The highlight of the set, though, is Apples Galore, which is something of a ‘greatest hits’ of Trumptonshire. With Lord Belborough worrying that his bumper apple crop will go to waste unless something is done, Windy Miller comes to the rescue with his cider press, offering to crush the apples to make juice for that evening’s dance. Calling the Trumpton Fire Brigade to pick the apples, which are then loaded by Farmer Jonathan Bell onto Bessie to take them to Windy’s barn, Windy presses the apples with the help of the biscuit factory workers in time for the six o’clock dance. It’s a lovely coming together of Chigley (Lord Belborough), Camberwick Green (Windy Miller and Farmer Jonathan Bell) and Trumpton (the Fire Brigade) and testament to the characters, places and stories created by Gordon Murray that it works as well as it does, a great little episode that reveals the sweetness behind these shows. A treat, then, and one that the BBC ought to done better by.

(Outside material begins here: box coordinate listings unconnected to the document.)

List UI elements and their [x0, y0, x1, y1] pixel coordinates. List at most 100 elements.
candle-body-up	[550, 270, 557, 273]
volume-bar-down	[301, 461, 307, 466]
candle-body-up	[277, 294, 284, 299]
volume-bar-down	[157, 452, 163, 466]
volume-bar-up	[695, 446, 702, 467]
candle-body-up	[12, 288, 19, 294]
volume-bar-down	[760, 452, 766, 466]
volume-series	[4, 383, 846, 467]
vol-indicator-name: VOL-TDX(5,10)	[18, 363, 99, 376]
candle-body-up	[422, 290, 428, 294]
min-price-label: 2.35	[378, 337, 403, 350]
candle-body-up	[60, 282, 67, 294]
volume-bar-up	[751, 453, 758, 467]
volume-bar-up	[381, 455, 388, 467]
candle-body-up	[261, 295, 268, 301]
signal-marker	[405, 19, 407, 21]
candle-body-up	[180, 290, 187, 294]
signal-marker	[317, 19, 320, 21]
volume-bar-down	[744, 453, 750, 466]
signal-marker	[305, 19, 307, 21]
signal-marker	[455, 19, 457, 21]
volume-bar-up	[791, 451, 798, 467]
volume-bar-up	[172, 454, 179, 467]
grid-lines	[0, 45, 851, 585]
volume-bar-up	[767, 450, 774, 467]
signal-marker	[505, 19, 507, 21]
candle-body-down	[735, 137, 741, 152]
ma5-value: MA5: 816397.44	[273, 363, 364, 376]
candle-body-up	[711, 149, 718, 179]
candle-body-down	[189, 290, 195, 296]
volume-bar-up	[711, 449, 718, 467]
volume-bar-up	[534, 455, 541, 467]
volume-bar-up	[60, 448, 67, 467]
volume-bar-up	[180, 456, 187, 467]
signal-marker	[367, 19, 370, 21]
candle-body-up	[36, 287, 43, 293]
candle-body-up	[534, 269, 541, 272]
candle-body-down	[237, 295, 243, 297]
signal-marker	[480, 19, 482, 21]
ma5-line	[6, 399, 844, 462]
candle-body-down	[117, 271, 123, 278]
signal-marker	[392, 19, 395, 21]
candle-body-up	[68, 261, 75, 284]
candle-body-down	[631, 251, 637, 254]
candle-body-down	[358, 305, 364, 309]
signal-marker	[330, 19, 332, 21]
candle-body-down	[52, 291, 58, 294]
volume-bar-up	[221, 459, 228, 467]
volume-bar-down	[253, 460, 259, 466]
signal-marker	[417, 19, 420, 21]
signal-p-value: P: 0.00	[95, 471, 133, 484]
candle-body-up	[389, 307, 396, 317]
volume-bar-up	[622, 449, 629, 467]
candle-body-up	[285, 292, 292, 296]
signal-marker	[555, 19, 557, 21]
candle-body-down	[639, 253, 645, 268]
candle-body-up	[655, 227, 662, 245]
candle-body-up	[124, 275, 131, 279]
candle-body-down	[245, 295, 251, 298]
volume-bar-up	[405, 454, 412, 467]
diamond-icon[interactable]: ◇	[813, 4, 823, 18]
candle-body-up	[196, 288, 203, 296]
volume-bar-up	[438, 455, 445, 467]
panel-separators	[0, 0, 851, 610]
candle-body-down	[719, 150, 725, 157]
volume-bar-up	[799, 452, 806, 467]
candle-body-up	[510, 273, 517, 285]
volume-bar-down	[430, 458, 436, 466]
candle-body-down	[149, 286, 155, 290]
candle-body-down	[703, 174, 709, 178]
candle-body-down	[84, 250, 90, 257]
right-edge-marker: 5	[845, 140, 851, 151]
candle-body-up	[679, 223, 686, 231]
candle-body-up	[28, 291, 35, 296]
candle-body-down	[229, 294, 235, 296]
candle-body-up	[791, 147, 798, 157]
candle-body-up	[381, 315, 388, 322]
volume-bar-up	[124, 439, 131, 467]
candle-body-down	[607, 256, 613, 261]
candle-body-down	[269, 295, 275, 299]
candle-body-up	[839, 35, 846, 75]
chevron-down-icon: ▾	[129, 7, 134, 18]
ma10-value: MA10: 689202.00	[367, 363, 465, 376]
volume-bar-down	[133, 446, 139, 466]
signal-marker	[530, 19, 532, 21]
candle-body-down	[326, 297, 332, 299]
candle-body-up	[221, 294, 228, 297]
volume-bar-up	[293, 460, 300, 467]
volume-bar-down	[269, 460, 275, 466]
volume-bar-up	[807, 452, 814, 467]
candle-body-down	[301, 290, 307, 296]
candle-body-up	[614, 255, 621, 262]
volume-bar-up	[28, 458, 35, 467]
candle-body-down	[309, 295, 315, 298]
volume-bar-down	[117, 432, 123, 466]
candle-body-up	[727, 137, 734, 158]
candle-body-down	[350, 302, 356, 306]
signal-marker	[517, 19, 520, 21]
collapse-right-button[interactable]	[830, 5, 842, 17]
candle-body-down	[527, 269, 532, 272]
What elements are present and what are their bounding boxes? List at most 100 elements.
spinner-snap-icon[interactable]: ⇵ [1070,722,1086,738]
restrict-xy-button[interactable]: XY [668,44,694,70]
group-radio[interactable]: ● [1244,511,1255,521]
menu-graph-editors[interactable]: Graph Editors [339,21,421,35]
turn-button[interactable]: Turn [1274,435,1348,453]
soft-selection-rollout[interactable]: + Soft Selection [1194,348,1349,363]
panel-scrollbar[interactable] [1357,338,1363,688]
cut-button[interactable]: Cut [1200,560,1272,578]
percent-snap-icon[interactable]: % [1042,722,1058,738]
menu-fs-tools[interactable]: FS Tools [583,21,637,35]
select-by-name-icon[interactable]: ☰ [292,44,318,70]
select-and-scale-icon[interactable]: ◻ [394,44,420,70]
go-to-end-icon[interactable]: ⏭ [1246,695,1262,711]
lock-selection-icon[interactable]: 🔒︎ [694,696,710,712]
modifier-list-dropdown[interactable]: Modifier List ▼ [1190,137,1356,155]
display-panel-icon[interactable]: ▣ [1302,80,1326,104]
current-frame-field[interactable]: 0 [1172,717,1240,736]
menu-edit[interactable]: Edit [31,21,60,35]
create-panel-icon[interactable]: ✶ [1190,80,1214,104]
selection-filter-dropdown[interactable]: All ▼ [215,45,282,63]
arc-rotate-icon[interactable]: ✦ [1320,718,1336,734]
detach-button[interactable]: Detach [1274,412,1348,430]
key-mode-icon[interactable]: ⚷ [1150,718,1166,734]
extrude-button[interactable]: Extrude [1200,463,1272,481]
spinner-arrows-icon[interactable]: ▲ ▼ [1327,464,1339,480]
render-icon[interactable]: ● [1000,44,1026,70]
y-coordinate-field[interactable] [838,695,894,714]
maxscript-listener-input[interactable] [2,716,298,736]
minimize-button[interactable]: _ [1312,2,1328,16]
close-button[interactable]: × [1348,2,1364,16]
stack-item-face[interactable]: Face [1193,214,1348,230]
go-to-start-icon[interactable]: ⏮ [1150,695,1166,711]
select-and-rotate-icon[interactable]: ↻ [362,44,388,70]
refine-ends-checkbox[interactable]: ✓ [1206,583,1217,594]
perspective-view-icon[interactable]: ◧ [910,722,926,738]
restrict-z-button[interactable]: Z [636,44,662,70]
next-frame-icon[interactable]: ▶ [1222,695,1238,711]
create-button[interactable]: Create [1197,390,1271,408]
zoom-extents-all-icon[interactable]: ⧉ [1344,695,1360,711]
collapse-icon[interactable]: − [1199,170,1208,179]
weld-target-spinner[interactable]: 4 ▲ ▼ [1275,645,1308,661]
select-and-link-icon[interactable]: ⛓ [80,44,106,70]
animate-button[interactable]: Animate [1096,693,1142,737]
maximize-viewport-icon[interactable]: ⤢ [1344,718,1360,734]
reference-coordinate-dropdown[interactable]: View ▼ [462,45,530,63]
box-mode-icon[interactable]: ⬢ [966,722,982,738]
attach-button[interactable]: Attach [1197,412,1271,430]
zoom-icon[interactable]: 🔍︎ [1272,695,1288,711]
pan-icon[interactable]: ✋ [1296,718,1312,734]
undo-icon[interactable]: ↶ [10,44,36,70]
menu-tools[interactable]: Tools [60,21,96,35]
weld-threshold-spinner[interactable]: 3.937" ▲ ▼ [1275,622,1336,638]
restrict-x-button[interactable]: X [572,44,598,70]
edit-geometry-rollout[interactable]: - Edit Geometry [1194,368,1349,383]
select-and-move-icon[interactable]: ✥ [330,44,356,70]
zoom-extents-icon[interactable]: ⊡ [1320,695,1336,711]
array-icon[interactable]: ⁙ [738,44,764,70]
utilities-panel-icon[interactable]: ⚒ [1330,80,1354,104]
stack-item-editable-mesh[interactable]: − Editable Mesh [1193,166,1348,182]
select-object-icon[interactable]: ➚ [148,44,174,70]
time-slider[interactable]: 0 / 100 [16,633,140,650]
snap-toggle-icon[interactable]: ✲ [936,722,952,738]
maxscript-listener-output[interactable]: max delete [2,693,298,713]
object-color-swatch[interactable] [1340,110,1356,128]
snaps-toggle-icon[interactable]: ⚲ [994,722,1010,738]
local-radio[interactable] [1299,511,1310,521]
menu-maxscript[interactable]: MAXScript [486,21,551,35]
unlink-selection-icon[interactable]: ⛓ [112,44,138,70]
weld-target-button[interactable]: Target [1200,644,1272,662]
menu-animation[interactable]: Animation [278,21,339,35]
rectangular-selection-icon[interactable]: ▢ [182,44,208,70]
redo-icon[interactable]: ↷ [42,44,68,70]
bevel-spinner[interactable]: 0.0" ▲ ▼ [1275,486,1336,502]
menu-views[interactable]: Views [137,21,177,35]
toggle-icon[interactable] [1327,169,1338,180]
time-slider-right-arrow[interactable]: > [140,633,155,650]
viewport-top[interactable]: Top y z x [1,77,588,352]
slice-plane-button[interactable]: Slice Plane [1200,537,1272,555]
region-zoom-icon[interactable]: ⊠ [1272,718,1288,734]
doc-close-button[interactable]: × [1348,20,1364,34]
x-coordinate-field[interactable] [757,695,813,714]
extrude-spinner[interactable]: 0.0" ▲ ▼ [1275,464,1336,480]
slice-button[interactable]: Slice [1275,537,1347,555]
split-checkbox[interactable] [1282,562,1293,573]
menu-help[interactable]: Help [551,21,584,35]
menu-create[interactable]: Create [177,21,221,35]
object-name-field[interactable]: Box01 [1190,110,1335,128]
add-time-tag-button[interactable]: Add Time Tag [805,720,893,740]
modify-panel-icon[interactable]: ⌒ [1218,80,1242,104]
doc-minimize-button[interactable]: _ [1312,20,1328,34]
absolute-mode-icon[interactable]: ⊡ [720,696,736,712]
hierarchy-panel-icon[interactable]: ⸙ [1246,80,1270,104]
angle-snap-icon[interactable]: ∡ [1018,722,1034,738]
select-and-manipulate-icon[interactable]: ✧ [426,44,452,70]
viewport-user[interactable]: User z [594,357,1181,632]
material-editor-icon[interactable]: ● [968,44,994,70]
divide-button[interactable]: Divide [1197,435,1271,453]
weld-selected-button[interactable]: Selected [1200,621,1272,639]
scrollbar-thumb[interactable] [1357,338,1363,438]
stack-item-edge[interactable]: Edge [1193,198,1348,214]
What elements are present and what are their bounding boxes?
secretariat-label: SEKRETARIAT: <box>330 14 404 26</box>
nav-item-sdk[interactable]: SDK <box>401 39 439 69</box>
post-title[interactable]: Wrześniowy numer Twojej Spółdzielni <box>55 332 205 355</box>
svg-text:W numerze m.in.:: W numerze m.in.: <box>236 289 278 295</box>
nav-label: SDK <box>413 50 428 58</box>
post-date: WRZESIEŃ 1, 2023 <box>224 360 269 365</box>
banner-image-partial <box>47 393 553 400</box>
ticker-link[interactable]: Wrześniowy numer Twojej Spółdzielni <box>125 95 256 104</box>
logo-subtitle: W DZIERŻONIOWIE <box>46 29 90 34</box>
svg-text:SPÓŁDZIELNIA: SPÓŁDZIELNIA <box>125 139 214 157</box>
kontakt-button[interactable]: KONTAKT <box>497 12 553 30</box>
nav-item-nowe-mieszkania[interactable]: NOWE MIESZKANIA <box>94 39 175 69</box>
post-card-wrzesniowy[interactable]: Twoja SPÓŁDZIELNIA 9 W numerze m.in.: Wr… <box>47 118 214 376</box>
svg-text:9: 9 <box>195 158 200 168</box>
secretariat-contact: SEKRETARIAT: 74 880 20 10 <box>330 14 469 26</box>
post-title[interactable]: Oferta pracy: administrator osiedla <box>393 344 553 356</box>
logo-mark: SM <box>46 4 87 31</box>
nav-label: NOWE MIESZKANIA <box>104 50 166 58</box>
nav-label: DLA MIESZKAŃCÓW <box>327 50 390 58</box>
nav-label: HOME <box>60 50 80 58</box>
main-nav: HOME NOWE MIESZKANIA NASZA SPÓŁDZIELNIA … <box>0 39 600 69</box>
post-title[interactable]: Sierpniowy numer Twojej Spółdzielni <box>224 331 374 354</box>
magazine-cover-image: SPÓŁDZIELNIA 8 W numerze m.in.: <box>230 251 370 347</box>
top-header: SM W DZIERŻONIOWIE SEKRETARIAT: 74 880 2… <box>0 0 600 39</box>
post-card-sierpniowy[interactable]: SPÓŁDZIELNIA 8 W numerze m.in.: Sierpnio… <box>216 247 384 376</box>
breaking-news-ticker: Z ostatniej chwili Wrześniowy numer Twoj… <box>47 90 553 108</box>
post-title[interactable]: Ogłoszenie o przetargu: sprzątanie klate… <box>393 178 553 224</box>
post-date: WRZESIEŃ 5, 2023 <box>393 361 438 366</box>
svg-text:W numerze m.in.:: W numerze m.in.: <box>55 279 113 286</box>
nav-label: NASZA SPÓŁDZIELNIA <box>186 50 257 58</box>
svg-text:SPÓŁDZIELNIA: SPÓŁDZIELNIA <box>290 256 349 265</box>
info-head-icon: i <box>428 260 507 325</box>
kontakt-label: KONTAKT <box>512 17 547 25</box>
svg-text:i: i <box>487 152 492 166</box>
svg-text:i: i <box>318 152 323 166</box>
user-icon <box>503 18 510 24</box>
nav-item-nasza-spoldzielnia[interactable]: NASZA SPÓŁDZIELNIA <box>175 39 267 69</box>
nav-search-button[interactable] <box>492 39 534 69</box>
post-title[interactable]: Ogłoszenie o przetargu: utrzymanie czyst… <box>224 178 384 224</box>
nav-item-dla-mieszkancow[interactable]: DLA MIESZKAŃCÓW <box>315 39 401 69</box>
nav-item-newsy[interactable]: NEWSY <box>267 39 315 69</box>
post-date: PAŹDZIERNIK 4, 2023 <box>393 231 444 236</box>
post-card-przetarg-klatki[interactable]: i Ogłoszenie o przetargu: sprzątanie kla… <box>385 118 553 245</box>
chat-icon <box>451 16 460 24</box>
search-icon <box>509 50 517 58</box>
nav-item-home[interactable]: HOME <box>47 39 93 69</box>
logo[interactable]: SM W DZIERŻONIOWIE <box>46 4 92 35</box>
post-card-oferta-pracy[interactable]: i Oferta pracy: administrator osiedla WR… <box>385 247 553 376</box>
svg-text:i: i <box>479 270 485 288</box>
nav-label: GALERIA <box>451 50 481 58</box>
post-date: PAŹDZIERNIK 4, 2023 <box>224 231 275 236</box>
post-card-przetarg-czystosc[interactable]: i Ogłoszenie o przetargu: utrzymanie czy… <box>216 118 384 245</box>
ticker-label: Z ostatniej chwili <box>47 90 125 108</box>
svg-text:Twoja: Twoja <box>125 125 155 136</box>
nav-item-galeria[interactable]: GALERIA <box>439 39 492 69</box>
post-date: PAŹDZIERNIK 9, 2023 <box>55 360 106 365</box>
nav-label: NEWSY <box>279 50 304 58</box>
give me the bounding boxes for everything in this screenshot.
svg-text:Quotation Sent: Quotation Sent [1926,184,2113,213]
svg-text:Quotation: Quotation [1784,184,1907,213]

If you’ve been reading the earlier reviews of both Trumpton and Camberwick Green, you’ll have noted that the main criticism of each set was the wobble in the picture. Although still there in Camberwick Green, it was much reduced and, again, this is better again. There still isn’t a great deal of clarity in the image and a little wobble in the picture remains, as does a small amount of print damage, but it’s altogether better here than in either of the previous releases. The audio track is, however, exactly the same as both Trumpton and Camberwick Green, being too sharp and trebly throughout but clean enough for there to be little background noise. There are no subtitles.


Restoring Trumptonshire (6m18s): It was restored? Using screenshots to compare the un-restored and restored footage – I’ve included one below to let you make up your own mind – this details the amount of work that went into preparing Trumptonshire for DVD. Featuring interviews with Gerry Gedge and Simon Duke of The Machine Room and Danni Levi of IBF Sound Restoration, this isn’t entirely convincing but includes enough to suggest that some work was done on the prints but that the budget did not permit a full restoration.
Trailer Gallery (3m31s): The same one that’s been brought over from the Trumpton and Camberwick Green discs, this includes the Trumptonshire trio as well as trailers for Trap Door, Lavender Castle, Postman Pat and the Great Dinosaur Hunt and Little Red Tractor – Glorious Mud.


If not quite as good as Trumpton or Camberwick Green, it’s still a classic of children’s television and it remains a shame that the producers of this DVD couldn’t have done better by it. With a slightly better picture quality but with a poor showing of bonus features, this is on a par with the other releases in the set and although it won’t convince anyone to buy it on its own, it’s what someone who owns the other two releases will expect.